En su juventud, a Anne solían describirla como una chica «guapa»; con la edad, sus rasgos alargados se habían contraído hasta terminar siendo benignamente demacrados. Robusta y afable -un pilar de las organizaciones locales de caridad y buena trabajadora-, era muy popular entre la vecindad, y se celebraban pocos eventos en Marsh Creake y sus alrededores en los que no se oyera su risa comparable al relincho de un caballo. Era un punto de referencia de la comunidad, al igual que su mansión.

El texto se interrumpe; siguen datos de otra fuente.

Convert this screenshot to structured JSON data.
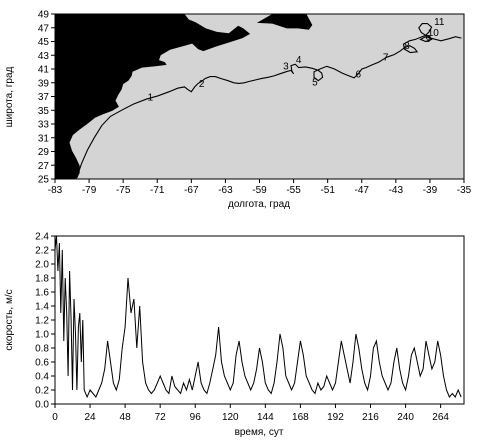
{
  "colors": {
    "sea": "#d4d4d4",
    "land": "#000000",
    "track": "#000000",
    "series": "#000000"
  },
  "chart_data": [
    {
      "type": "map_track",
      "xlabel": "долгота, град",
      "ylabel": "широта, град",
      "xlim": [
        -83,
        -35
      ],
      "ylim": [
        25,
        49
      ],
      "x_ticks": [
        -83,
        -79,
        -75,
        -71,
        -67,
        -63,
        -59,
        -55,
        -51,
        -47,
        -43,
        -39,
        -35
      ],
      "y_ticks": [
        25,
        27,
        29,
        31,
        33,
        35,
        37,
        39,
        41,
        43,
        45,
        47,
        49
      ],
      "grid": false,
      "track": {
        "lon": [
          -80.4,
          -79.9,
          -79.2,
          -78.4,
          -77.5,
          -76.5,
          -75.2,
          -73.8,
          -72.3,
          -70.9,
          -69.6,
          -68.6,
          -67.8,
          -67.4,
          -67.0,
          -66.6,
          -66.2,
          -65.8,
          -65.4,
          -64.8,
          -64.2,
          -63.5,
          -62.7,
          -62.0,
          -61.4,
          -60.8,
          -60.2,
          -59.5,
          -58.8,
          -58.0,
          -57.3,
          -56.6,
          -55.9,
          -55.3,
          -55.0,
          -55.2,
          -55.3,
          -54.8,
          -54.4,
          -53.6,
          -52.8,
          -52.1,
          -51.7,
          -51.6,
          -52.1,
          -52.6,
          -52.6,
          -51.9,
          -51.1,
          -50.2,
          -49.3,
          -48.5,
          -47.9,
          -47.4,
          -47.0,
          -46.5,
          -45.8,
          -45.0,
          -44.1,
          -43.2,
          -42.5,
          -42.0,
          -41.4,
          -40.8,
          -40.5,
          -41.3,
          -42.0,
          -42.1,
          -41.4,
          -40.7,
          -40.1,
          -39.5,
          -39.1,
          -38.8,
          -39.3,
          -39.9,
          -40.3,
          -40.0,
          -39.5,
          -39.0,
          -38.8,
          -39.5,
          -40.1,
          -39.5,
          -38.6,
          -37.7,
          -36.8,
          -36.0,
          -35.3
        ],
        "lat": [
          25.4,
          27.2,
          29.2,
          31.0,
          32.8,
          34.1,
          35.0,
          35.9,
          36.6,
          37.1,
          37.7,
          38.2,
          38.4,
          38.0,
          37.7,
          38.4,
          38.9,
          39.2,
          39.6,
          39.9,
          39.9,
          39.6,
          39.3,
          39.0,
          38.9,
          39.0,
          39.2,
          39.4,
          39.6,
          39.8,
          40.0,
          40.3,
          40.6,
          40.8,
          40.3,
          40.7,
          41.5,
          41.7,
          41.2,
          41.3,
          41.1,
          40.8,
          40.4,
          39.8,
          39.3,
          39.8,
          40.6,
          41.0,
          41.4,
          41.0,
          40.4,
          40.0,
          39.7,
          40.3,
          41.0,
          41.2,
          41.6,
          42.0,
          42.7,
          43.1,
          43.6,
          44.1,
          44.4,
          44.0,
          43.5,
          43.4,
          43.9,
          44.6,
          45.1,
          45.3,
          45.6,
          45.9,
          46.4,
          47.1,
          47.6,
          47.6,
          47.0,
          46.3,
          45.9,
          45.7,
          45.3,
          45.0,
          45.3,
          45.7,
          45.4,
          45.1,
          45.4,
          45.7,
          45.5
        ]
      },
      "annotations": [
        {
          "text": "1",
          "lon": -71.8,
          "lat": 36.4
        },
        {
          "text": "2",
          "lon": -65.8,
          "lat": 38.4
        },
        {
          "text": "3",
          "lon": -55.9,
          "lat": 40.9
        },
        {
          "text": "4",
          "lon": -54.4,
          "lat": 41.9
        },
        {
          "text": "5",
          "lon": -52.5,
          "lat": 38.6
        },
        {
          "text": "6",
          "lon": -47.4,
          "lat": 39.8
        },
        {
          "text": "7",
          "lon": -44.2,
          "lat": 42.2
        },
        {
          "text": "8",
          "lon": -41.7,
          "lat": 43.9
        },
        {
          "text": "9",
          "lon": -39.2,
          "lat": 44.9
        },
        {
          "text": "10",
          "lon": -38.6,
          "lat": 45.8
        },
        {
          "text": "11",
          "lon": -37.9,
          "lat": 47.4
        }
      ]
    },
    {
      "type": "line",
      "xlabel": "время, сут",
      "ylabel": "скорость, м/с",
      "xlim": [
        0,
        280
      ],
      "ylim": [
        0,
        2.4
      ],
      "x_ticks": [
        0,
        24,
        48,
        72,
        96,
        120,
        144,
        168,
        192,
        216,
        240,
        264
      ],
      "y_ticks": [
        0.0,
        0.2,
        0.4,
        0.6,
        0.8,
        1.0,
        1.2,
        1.4,
        1.6,
        1.8,
        2.0,
        2.2,
        2.4
      ],
      "y_tick_labels": [
        "0.0",
        "0.2",
        "0.4",
        "0.6",
        "0.8",
        "1.0",
        "1.2",
        "1.4",
        "1.6",
        "1.8",
        "2.0",
        "2.2",
        "2.4"
      ],
      "grid": false,
      "series": [
        {
          "x": [
            0,
            1,
            2,
            3,
            4,
            5,
            6,
            7,
            8,
            9,
            10,
            11,
            12,
            13,
            14,
            15,
            16,
            17,
            18,
            19,
            20,
            22,
            24,
            26,
            28,
            30,
            32,
            34,
            36,
            38,
            40,
            42,
            44,
            46,
            48,
            50,
            52,
            54,
            56,
            58,
            60,
            62,
            64,
            66,
            68,
            70,
            72,
            74,
            76,
            78,
            80,
            82,
            84,
            86,
            88,
            90,
            92,
            94,
            96,
            98,
            100,
            102,
            104,
            106,
            108,
            110,
            112,
            114,
            116,
            118,
            120,
            122,
            124,
            126,
            128,
            130,
            132,
            134,
            136,
            138,
            140,
            142,
            144,
            146,
            148,
            150,
            152,
            154,
            156,
            158,
            160,
            162,
            164,
            166,
            168,
            170,
            172,
            174,
            176,
            178,
            180,
            182,
            184,
            186,
            188,
            190,
            192,
            194,
            196,
            198,
            200,
            202,
            204,
            206,
            208,
            210,
            212,
            214,
            216,
            218,
            220,
            222,
            224,
            226,
            228,
            230,
            232,
            234,
            236,
            238,
            240,
            242,
            244,
            246,
            248,
            250,
            252,
            254,
            256,
            258,
            260,
            262,
            264,
            266,
            268,
            270,
            272,
            274,
            276,
            278
          ],
          "y": [
            2.2,
            2.4,
            1.9,
            2.3,
            1.3,
            2.2,
            0.9,
            1.8,
            1.3,
            0.4,
            1.9,
            1.2,
            0.2,
            1.5,
            1.0,
            0.2,
            1.1,
            1.3,
            0.6,
            1.2,
            0.2,
            0.1,
            0.2,
            0.15,
            0.1,
            0.2,
            0.3,
            0.5,
            0.9,
            0.6,
            0.3,
            0.2,
            0.35,
            0.8,
            1.1,
            1.8,
            1.3,
            1.5,
            0.8,
            1.4,
            0.6,
            0.3,
            0.2,
            0.15,
            0.2,
            0.3,
            0.4,
            0.3,
            0.2,
            0.15,
            0.4,
            0.25,
            0.2,
            0.15,
            0.3,
            0.2,
            0.35,
            0.2,
            0.4,
            0.6,
            0.3,
            0.2,
            0.15,
            0.3,
            0.5,
            0.7,
            1.1,
            0.6,
            0.4,
            0.3,
            0.2,
            0.3,
            0.7,
            0.9,
            0.6,
            0.4,
            0.3,
            0.2,
            0.3,
            0.5,
            0.8,
            0.6,
            0.3,
            0.2,
            0.15,
            0.3,
            0.6,
            1.0,
            0.8,
            0.4,
            0.3,
            0.2,
            0.3,
            0.6,
            0.9,
            0.7,
            0.4,
            0.3,
            0.2,
            0.15,
            0.3,
            0.2,
            0.25,
            0.4,
            0.3,
            0.2,
            0.3,
            0.6,
            0.9,
            0.7,
            0.5,
            0.3,
            0.6,
            1.0,
            0.8,
            0.5,
            0.3,
            0.2,
            0.4,
            0.8,
            0.9,
            0.6,
            0.4,
            0.3,
            0.2,
            0.3,
            0.6,
            0.8,
            0.5,
            0.3,
            0.2,
            0.4,
            0.7,
            0.8,
            0.6,
            0.4,
            0.5,
            0.9,
            0.7,
            0.5,
            0.6,
            0.9,
            0.7,
            0.4,
            0.2,
            0.1,
            0.15,
            0.1,
            0.2,
            0.1
          ],
          "color": "#000000"
        }
      ]
    }
  ]
}
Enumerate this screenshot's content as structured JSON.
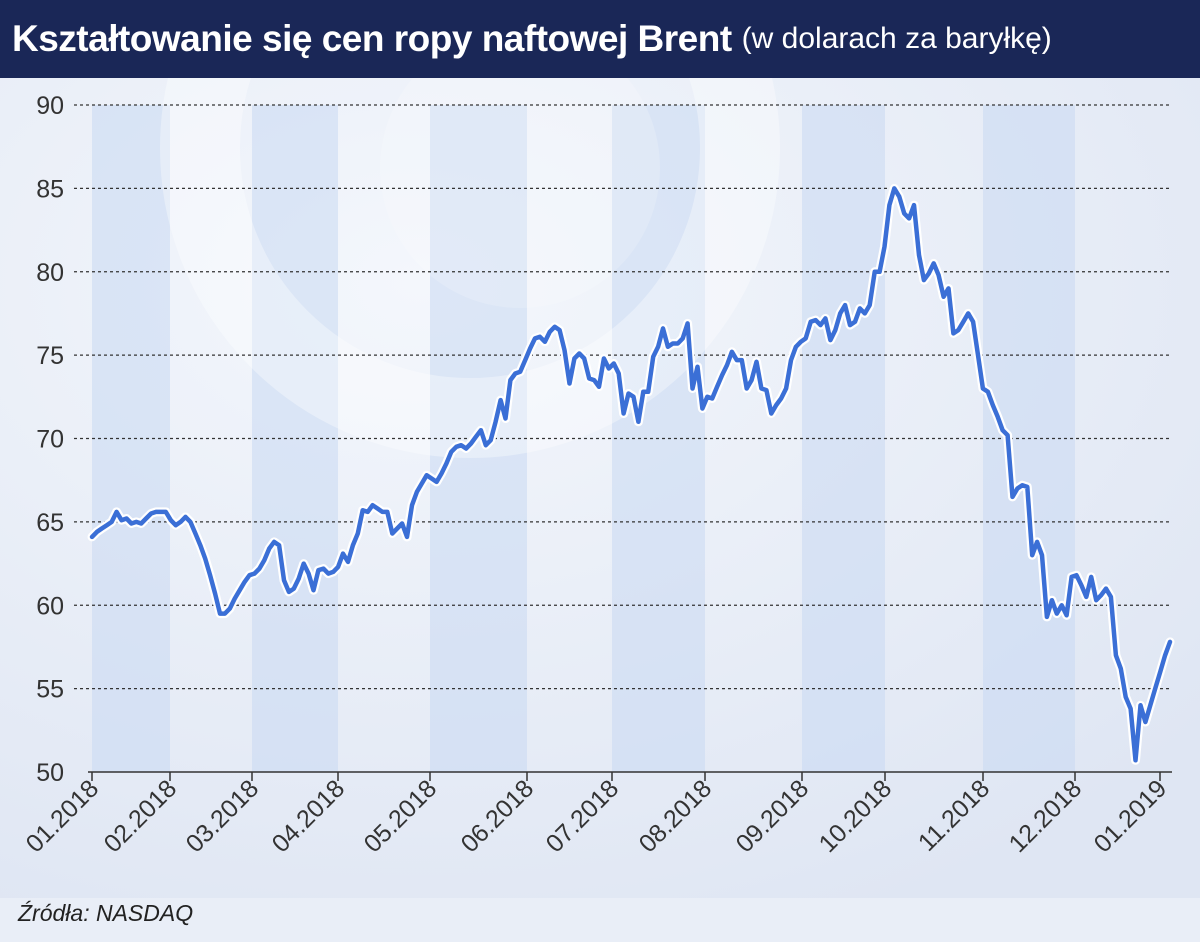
{
  "header": {
    "title": "Kształtowanie się cen ropy naftowej Brent",
    "subtitle": "(w dolarach za baryłkę)"
  },
  "footer": {
    "source": "Źródła: NASDAQ"
  },
  "colors": {
    "line": "#3b6fd6",
    "header_bg": "#1a2757",
    "grid": "#333333"
  },
  "chart_data": {
    "type": "line",
    "title": "Kształtowanie się cen ropy naftowej Brent",
    "subtitle": "(w dolarach za baryłkę)",
    "xlabel": "",
    "ylabel": "",
    "ylim": [
      50,
      90
    ],
    "yticks": [
      50,
      55,
      60,
      65,
      70,
      75,
      80,
      85,
      90
    ],
    "grid": "horizontal dashed",
    "legend": "none",
    "month_labels": [
      "01.2018",
      "02.2018",
      "03.2018",
      "04.2018",
      "05.2018",
      "06.2018",
      "07.2018",
      "08.2018",
      "09.2018",
      "10.2018",
      "11.2018",
      "12.2018",
      "01.2019"
    ],
    "series": [
      {
        "values": [
          64.1,
          64.4,
          64.6,
          64.8,
          65.0,
          65.6,
          65.1,
          65.2,
          64.9,
          65.0,
          64.9,
          65.2,
          65.5,
          65.6,
          65.6,
          65.6,
          65.1,
          64.8,
          65.0,
          65.3,
          65.0,
          64.3,
          63.6,
          62.8,
          61.8,
          60.7,
          59.5,
          59.5,
          59.8,
          60.4,
          60.9,
          61.4,
          61.8,
          61.9,
          62.2,
          62.7,
          63.4,
          63.8,
          63.6,
          61.5,
          60.8,
          61.0,
          61.6,
          62.5,
          61.9,
          60.9,
          62.1,
          62.2,
          61.9,
          62.0,
          62.3,
          63.1,
          62.6,
          63.6,
          64.3,
          65.7,
          65.6,
          66.0,
          65.8,
          65.6,
          65.6,
          64.3,
          64.6,
          64.9,
          64.1,
          66.0,
          66.8,
          67.3,
          67.8,
          67.6,
          67.4,
          67.9,
          68.5,
          69.2,
          69.5,
          69.6,
          69.4,
          69.7,
          70.1,
          70.5,
          69.6,
          69.9,
          71.0,
          72.3,
          71.2,
          73.5,
          73.9,
          74.0,
          74.7,
          75.4,
          76.0,
          76.1,
          75.8,
          76.4,
          76.7,
          76.5,
          75.3,
          73.3,
          74.8,
          75.1,
          74.8,
          73.6,
          73.5,
          73.1,
          74.8,
          74.2,
          74.5,
          73.9,
          71.5,
          72.7,
          72.5,
          71.0,
          72.8,
          72.8,
          74.9,
          75.5,
          76.6,
          75.5,
          75.7,
          75.7,
          76.0,
          76.9,
          73.0,
          74.3,
          71.8,
          72.5,
          72.4,
          73.1,
          73.8,
          74.4,
          75.2,
          74.7,
          74.7,
          73.0,
          73.5,
          74.6,
          73.0,
          72.9,
          71.5,
          72.0,
          72.4,
          73.0,
          74.7,
          75.5,
          75.8,
          76.0,
          77.0,
          77.1,
          76.8,
          77.2,
          75.9,
          76.5,
          77.5,
          78.0,
          76.8,
          77.0,
          77.8,
          77.5,
          78.0,
          80.0,
          80.0,
          81.5,
          84.0,
          85.0,
          84.5,
          83.5,
          83.2,
          84.0,
          81.0,
          79.5,
          79.9,
          80.5,
          79.8,
          78.5,
          79.0,
          76.3,
          76.5,
          77.0,
          77.5,
          77.0,
          75.0,
          73.0,
          72.8,
          72.0,
          71.3,
          70.5,
          70.2,
          66.5,
          67.0,
          67.2,
          67.1,
          63.0,
          63.8,
          63.0,
          59.3,
          60.3,
          59.5,
          60.0,
          59.4,
          61.7,
          61.8,
          61.2,
          60.5,
          61.7,
          60.3,
          60.6,
          61.0,
          60.5,
          57.0,
          56.2,
          54.5,
          53.8,
          50.7,
          54.0,
          53.0,
          54.0,
          55.0,
          56.0,
          57.0,
          57.8
        ]
      }
    ]
  }
}
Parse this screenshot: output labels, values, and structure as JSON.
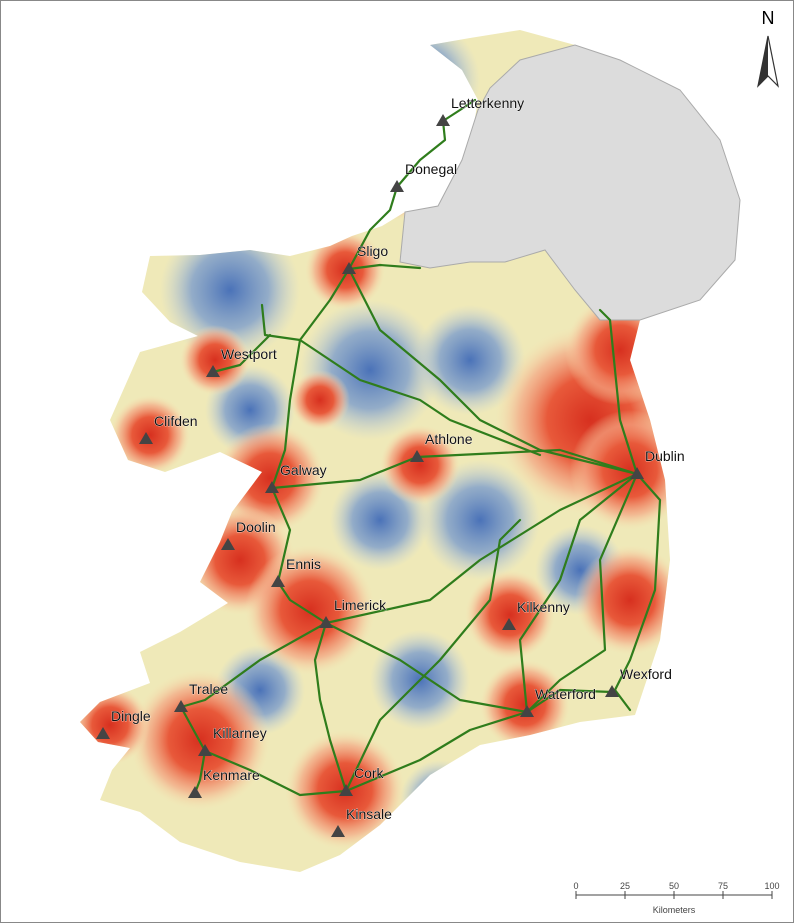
{
  "north_arrow": "N",
  "towns": [
    "Letterkenny",
    "Donegal",
    "Sligo",
    "Westport",
    "Clifden",
    "Athlone",
    "Galway",
    "Dublin",
    "Doolin",
    "Ennis",
    "Limerick",
    "Kilkenny",
    "Wexford",
    "Waterford",
    "Tralee",
    "Dingle",
    "Killarney",
    "Kenmare",
    "Cork",
    "Kinsale"
  ],
  "scale_bar": {
    "ticks": [
      0,
      25,
      50,
      75,
      100
    ],
    "unit": "Kilometers"
  }
}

En treinta y cinco años de matrimonio, Anne nunca había desarrollado mucho cariño por aquella propiedad gris del último período Victoriano heredada por su marido. La casa había sido construida por el bisabuelo de Perry para sustituir al edificio original, mucho más elegante y que terminó como pasto de las llamas. Ella siempre la había encontrado demasiado severa y poco acogedora. No obstante, el jardín era su orgullo y su alegría: el fino trabajo de albañilería, la extensión del césped hasta casi la orilla del mar, la sutil interacción de texturas y colores que encerraba sus límites, todo eso le proporcionaba un placer perenne. Trabajaba duro para mantenerlo así y lo abría al público varias veces al año. A principios de la primavera, la gente acudía desde muy lejos para disfrutar de los acónitos y las campanillas invernales.